Objecten van de 16e tot en met de 20e eeuw uit de depots van het Frans Hals Museum en De Hallen staan zij aan zij met hedendaagse kunst en gaan een dialoog aan met elkaar. De oude objecten, die voor het eerst zichtbaar zijn voor publiek, staan als kostbare vondsten uit een oude zolder opgesteld. Ze zijn vaak fragiel, haast teder in hun verschijning en worden tentoongesteld in een soort vitrinekast. Echter is deze kast opgebouwd uit vier naast elkaar hangende lichtbakken, laag bij de grond. Er vindt letterlijke ‘uitlichting’ plaats, wat een mooie verwijzing is naar het uitgangspunt van Mise en Séance: een podium geven aan ‘vergeten’ objecten. Het felle schijnsel zorgt ervoor dat de objecten tot silhouetten worden teruggebracht en de toeschouwer wordt hierdoor gedwongen te knielen en de voorwerpen de aandacht te geven die ze verdienen.
Er klinkt zacht geklingel van een mobiel dat boven een ledikant van Katja Novitskova hangt. Het babybedje wordt heen en weer geschommeld door een electronic baby swing en erboven bungelt een mobiel met kleine hersenen van plastic. Het bedje is afgedekt met een transparante afdruk van iets dat lijkt op ingewanden. Het totaalbeeld is verontrustend. Er is niemand aanwezig die het kindje wiegt, de lieflijke klanken suggereren een moeder die afwezig blijft.
Boven de wieg hangen twee schilderijen: een vrouwenportret en een abstract tafereel, dat met roodtinten de gedrukte organen op het ledikant benadrukt. De melancholische blik van de dame kijkt weg van het tafereel; Portret van een onbekende vrouw uit 1867 krijgt een twijfelachtige moederrol toegewezen.
Martijn Hendriks toont grote installaties met hangend, staan, liggend geplaatste ‘found objects’: een wit masker, een katheterzak en transparante gietsels van sneakers zijn onder meer te vinden in de stalen constructies. De gevonden objecten bezitten een directe verwijzing naar de kunstvoorwerpen uit depots, maar tonen een ander tijdsbeeld. Zes eeuwen worden hier vervlochten. Ook een tweede serie lichtbakken brengen dit teweeg. De Roze geschilderde kreeftenschaar van een anonieme maker uit een onbekend jaar ligt stoïcijns te midden van afgietsels van handen, gemaakt door Vanessa Safavi. Ze heeft het doen lijken alsof de warmte van de lampen die de handen van onder beschijnen de vingertoppen laten smelten; er ligt een roodoranje poeltje onderaan elk van haar kunstwerken.

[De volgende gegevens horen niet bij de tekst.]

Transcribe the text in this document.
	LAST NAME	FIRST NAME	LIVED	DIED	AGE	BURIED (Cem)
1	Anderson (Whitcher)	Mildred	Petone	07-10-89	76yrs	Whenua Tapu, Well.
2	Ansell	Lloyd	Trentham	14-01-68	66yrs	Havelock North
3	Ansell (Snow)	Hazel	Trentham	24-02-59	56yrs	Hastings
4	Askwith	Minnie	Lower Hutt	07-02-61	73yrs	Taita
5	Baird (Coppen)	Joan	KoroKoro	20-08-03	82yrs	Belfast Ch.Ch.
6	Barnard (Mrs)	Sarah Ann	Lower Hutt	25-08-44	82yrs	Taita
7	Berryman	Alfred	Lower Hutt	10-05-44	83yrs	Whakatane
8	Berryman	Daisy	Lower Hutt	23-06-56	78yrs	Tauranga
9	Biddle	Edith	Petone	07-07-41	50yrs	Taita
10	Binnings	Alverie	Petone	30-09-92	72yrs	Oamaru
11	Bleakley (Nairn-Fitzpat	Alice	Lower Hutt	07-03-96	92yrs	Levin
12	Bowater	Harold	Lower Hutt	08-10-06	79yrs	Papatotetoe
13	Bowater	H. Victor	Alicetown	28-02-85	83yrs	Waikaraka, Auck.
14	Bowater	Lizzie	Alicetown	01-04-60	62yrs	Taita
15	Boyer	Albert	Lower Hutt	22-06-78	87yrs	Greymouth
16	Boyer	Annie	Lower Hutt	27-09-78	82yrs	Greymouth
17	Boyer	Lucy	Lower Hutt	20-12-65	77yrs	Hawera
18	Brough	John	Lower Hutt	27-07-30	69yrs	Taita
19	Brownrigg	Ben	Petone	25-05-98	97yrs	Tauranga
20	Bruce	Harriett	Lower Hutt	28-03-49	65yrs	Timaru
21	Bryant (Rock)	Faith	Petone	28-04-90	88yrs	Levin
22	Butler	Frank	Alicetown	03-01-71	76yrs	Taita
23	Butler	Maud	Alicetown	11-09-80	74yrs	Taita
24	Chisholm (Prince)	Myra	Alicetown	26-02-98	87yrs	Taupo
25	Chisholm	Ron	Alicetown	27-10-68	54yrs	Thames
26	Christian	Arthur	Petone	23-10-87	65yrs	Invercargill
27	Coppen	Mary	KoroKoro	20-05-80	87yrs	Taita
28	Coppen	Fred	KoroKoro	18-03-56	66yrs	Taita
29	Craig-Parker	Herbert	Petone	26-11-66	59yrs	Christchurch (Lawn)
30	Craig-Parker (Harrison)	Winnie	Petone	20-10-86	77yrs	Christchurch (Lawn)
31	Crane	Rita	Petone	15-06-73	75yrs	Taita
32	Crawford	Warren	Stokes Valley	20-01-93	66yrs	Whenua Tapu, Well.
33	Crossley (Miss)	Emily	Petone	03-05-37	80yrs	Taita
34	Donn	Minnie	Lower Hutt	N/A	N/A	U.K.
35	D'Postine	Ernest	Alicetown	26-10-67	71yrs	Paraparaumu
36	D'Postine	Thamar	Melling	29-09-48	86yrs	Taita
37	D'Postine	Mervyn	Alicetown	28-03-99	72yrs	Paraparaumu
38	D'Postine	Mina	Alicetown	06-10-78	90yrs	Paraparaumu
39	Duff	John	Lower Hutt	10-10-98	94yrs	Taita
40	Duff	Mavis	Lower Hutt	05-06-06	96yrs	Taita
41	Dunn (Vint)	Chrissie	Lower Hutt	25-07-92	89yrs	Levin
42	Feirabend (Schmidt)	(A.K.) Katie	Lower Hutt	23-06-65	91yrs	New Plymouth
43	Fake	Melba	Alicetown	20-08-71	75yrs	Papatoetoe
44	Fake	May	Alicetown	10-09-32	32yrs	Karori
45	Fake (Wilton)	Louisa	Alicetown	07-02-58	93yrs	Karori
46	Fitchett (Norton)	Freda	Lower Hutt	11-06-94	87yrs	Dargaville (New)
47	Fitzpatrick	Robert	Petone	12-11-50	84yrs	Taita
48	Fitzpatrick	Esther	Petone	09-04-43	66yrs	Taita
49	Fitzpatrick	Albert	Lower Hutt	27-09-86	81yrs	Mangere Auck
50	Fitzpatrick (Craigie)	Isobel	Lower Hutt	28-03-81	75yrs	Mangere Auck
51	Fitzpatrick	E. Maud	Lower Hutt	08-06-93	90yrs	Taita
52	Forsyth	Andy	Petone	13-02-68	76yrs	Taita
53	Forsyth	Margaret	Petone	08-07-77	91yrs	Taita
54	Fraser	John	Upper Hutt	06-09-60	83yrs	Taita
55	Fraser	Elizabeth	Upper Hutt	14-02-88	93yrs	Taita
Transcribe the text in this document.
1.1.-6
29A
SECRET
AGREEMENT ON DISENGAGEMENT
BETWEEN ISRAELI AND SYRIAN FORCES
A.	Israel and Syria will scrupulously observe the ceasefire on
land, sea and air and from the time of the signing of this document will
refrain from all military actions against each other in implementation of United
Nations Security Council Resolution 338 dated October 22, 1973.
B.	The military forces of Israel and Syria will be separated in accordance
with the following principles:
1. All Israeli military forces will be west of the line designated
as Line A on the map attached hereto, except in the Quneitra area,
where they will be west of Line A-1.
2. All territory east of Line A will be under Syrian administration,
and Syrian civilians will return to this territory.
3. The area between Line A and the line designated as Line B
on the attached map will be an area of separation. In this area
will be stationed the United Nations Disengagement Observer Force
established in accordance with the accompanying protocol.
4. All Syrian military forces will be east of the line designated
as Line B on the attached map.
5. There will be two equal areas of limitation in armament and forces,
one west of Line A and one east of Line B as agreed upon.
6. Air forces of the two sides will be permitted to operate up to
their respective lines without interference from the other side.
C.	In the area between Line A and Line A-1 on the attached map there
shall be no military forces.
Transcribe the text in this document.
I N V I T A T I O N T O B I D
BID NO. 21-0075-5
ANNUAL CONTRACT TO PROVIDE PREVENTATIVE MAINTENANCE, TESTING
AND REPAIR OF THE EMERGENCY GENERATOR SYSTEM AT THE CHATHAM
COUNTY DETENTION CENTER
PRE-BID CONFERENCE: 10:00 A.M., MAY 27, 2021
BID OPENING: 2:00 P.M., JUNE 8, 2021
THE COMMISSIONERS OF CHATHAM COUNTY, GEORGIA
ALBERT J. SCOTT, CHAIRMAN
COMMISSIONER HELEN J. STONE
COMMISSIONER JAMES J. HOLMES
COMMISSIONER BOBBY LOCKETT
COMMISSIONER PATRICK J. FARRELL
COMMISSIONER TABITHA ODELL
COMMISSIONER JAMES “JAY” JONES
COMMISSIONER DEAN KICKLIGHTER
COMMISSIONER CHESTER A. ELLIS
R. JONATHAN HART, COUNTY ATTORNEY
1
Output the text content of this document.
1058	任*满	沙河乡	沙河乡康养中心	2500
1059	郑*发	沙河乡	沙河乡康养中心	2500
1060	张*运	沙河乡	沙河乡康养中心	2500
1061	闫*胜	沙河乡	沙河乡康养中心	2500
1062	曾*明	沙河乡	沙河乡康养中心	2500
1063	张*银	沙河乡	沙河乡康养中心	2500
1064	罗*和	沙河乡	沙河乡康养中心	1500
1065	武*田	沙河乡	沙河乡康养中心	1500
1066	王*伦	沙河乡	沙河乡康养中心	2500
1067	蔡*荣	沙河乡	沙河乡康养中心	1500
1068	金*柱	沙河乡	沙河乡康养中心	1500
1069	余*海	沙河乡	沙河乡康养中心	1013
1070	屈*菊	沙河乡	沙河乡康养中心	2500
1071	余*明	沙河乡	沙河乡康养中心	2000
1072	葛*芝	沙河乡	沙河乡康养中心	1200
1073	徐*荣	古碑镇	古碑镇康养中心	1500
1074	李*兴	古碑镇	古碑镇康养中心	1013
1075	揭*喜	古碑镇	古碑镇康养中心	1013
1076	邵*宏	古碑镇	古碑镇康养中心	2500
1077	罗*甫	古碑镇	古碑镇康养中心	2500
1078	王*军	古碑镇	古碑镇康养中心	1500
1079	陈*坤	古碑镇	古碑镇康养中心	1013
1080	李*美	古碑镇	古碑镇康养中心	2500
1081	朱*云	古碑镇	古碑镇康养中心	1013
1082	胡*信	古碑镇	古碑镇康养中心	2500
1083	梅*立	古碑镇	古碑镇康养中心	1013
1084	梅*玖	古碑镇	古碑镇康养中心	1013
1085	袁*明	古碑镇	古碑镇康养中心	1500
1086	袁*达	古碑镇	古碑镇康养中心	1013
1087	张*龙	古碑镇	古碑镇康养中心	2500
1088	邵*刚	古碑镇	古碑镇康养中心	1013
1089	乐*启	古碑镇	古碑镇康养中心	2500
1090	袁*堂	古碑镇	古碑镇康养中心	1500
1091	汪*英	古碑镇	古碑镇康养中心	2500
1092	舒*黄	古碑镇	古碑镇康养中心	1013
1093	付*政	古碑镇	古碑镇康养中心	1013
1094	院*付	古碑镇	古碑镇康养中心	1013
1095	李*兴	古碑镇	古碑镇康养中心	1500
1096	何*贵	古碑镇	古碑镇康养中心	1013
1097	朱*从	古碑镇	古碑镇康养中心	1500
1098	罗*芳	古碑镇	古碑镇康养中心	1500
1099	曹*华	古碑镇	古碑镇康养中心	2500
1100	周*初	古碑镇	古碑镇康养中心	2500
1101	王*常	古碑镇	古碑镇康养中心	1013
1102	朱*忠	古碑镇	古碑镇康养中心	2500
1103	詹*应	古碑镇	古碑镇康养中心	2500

We leven in een gedigitaliseerde wereld, waarin weinig plaats is voor het oude. Althans, dat lijkt Mise en Séance uit te willen drukken met zijn halfdonkere ruimtes. Hedendaagse kunstwerken willen een nieuwe stem geven aan verborgen objecten uit de depots van De Hallen en het Frans Hals Museum. De mechanische beeldtaal van Martijn Hendriks toont een benadrukking van de digitale wereld in de gehele tentoonstelling. Kunst kan over de hele wereld verspreid worden via nieuwe media, via machines, en ons in contact brengen met beelden die ons tientallen jaren geleden niet hadden kunnen bereiken. Filosoof Walter Benjamin leefde ten tijde van de opkomst van fotografie en film (lang voordat er selfies met kunstwerken werden gemaakt) en spreekt al in 1955 van het wegkwijnen, ineenschrompelen en vergruizen van de aura van kunstwerken door reproductie. Mise en Séance is een eerbetoon aan ‘echte’ kunstwerken, zonder melancholisch te zijn; de tentoonstelling lijkt de toeschouwer aan te moedigen om goed te kijken, kunst te ervaren en stil te staan bij de schoonheid van het object.
Bronnen:
http://www.curamagazine.com/?p=20737
http://www.gjerutten.nl/OverWalterBenjaminsKunstwerkessay.pdf
Inflected Objects #2: Circulation – Mise en Séance is tot en met 16 mei 2016 te bezoeken in De Hallen in Haarlem.